食べ物や飲み物にはたくさんの酸があり、歯を溶かしてしまう可能性も高いです。そして失ってしまったエナメル質は、どうやっても戻りません。詰め物をしたとしても、隙間は必ず発生してしまうため、そこからまた虫歯になるなどのデメリットが出てくるのです。
削ると歯に細かい無数のヒビが入る
歯を削った部分のエナメル質が完全になくなっていなくても、エナメル質には細かいヒビが入ってしまいます。そのヒビの部分から、エナメル質の下の柔らかい象牙質と呼ばれる層が虫歯になってしまう可能性もあるのです。見た目上はわかりませんから、気づきにくいですしヒビから虫歯菌が入って内側が虫歯になっているとは思えません。しかし、このような状況も起こりうるのです。
抜歯リスクが高まる
このような状況が続くと、また歯を削って詰め物、あるいは被せ物をすることになります。しかし、それにも隙間があるため、また虫歯になって削る・被せるが続いていきます。そうしていくうちに歯はどんどん小さくなり、象牙質や、歯髄(神経や血液、細胞があるところ)がむき出しの状態になる可能性があるのです。
そしてついに神経もだめになれば、神経を抜くことになります。しかし、神経を抜くという行為は、歯を削る以上に歯をダメにしてしまいます。
神経のある歯髄という組織には血管や細胞があって栄養を運んでおり、ある程度は治癒・修復する働きがあります。しかし、神経を抜いてしまうと治癒力さえもなくなるため、虫歯菌が入ってきても対処ができなくなってしまうのです。

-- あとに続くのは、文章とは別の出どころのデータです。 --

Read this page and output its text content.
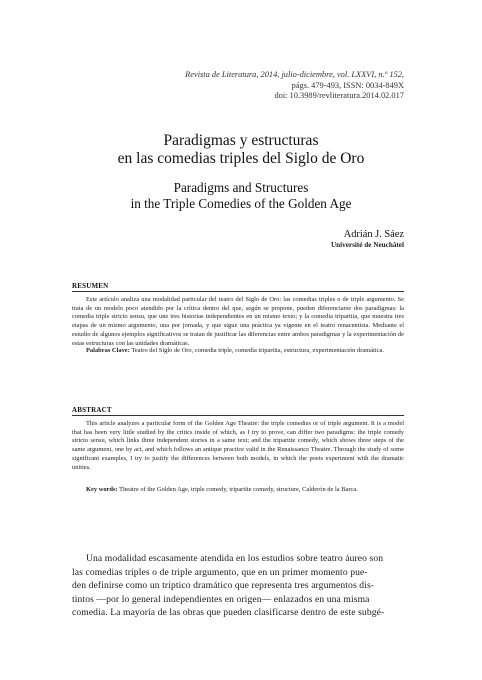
Revista de Literatura, 2014, julio-diciembre, vol. LXXVI, n.º 152,
págs. 479-493, ISSN: 0034-849X
doi: 10.3989/revliteratura.2014.02.017
Paradigmas y estructuras
en las comedias triples del Siglo de Oro
Paradigms and Structures
in the Triple Comedies of the Golden Age
Adrián J. Sáez
Université de Neuchâtel
RESUMEN
Este artículo analiza una modalidad particular del teatro del Siglo de Oro: las comedias triples o de triple argumento. Se trata de un modelo poco atendido por la crítica dentro del que, según se propone, pueden diferenciarse dos paradigmas: la comedia triple stricto sensu, que une tres historias independientes en un mismo texto; y la comedia tripartita, que muestra tres etapas de un mismo argumento, una por jornada, y que sigue una práctica ya vigente en el teatro renacentista. Mediante el estudio de algunos ejemplos significativos se tratan de justificar las diferencias entre ambos paradigmas y la experimentación de estas estructuras con las unidades dramáticas.
Palabras Clave: Teatro del Siglo de Oro, comedia triple, comedia tripartita, estructura, experimentación dramática.
ABSTRACT
This article analyzes a particular form of the Golden Age Theatre: the triple comedies or of triple argument. It is a model that has been very little studied by the critics inside of which, as I try to prove, can differ two paradigms: the triple comedy stricto sensu, which links three independent stories in a same text; and the tripartite comedy, which shows three steps of the same argument, one by act, and which follows an antique practice valid in the Renaissance Theatre. Through the study of some significant examples, I try to justify the differences between both models, in which the poets experiment with the dramatic unities.
Key words: Theatre of the Golden Age, triple comedy, tripartite comedy, structure, Calderón de la Barca.
Una modalidad escasamente atendida en los estudios sobre teatro áureo son
las comedias triples o de triple argumento, que en un primer momento pue-
den definirse como un tríptico dramático que representa tres argumentos dis-
tintos —por lo general independientes en origen— enlazados en una misma
comedia. La mayoría de las obras que pueden clasificarse dentro de este subgé-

こうなってくると、残された手立ては抜歯しかありません。抜歯してしまうとさらなるリスクが追加されます。
骨が痩せる
抜歯してしまえば、今まで咀嚼で刺激を得ていた骨が歯がなくなったことによってあっという間に痩せていき、インプラント治療もできなくなるような顎の状態になってしまいます。もしすでに抜歯してしまった場合は、すぐにインプラントができるかどうかを確認し、難しいようであれば歯茎と骨の治療をおこなってからインプラントを行うようにしましょう。
周囲の歯にも影響が出る
歯が抜けて骨が痩せていくと、その抜けた歯だけではなく周囲の歯にも影響が出てきます。それは周囲の歯の骨も徐々に痩せていくからです。抜けた歯をそのままにしておくと、抜けた部分だけではなく、周りの歯を支えていた骨が痩せることで他の歯も支えられなくなりドミノのように抜けていってしまうのです。
見た目が老ける
歯が抜けていくと顎の骨が細くなり、これまで顎があった部分の肉が下に垂れ下がることになるため、見た目が老けていきます。顎の肉が落ちれば頬の肉も下垂するため、全体的に衰えた印象になることと、インプラントなどで治療しなければ、咀嚼できるものも食べられる食べ物も減っていくため注意が必要です。周囲の歯に影響が出る前にすぐ対処しましょう。
つまり、歯を削ればエナメル質がなくなって歯の抵抗力がなくなり、段々と弱っていって抜歯することにもなりかねません。そのため、歯を削る前に治療方針をよく話し合ってから治療を始めるようにしましょう。
健康な歯は削らない治療から
先ほどご説明した通り、歯を削ってしまえば二度と元通りにはできません。できる限り元の歯を削ったり抜いたりしない治療をしている歯科医院を選び、その上で歯自体をいじらずに取れる治療方法を相談するようにしましょう。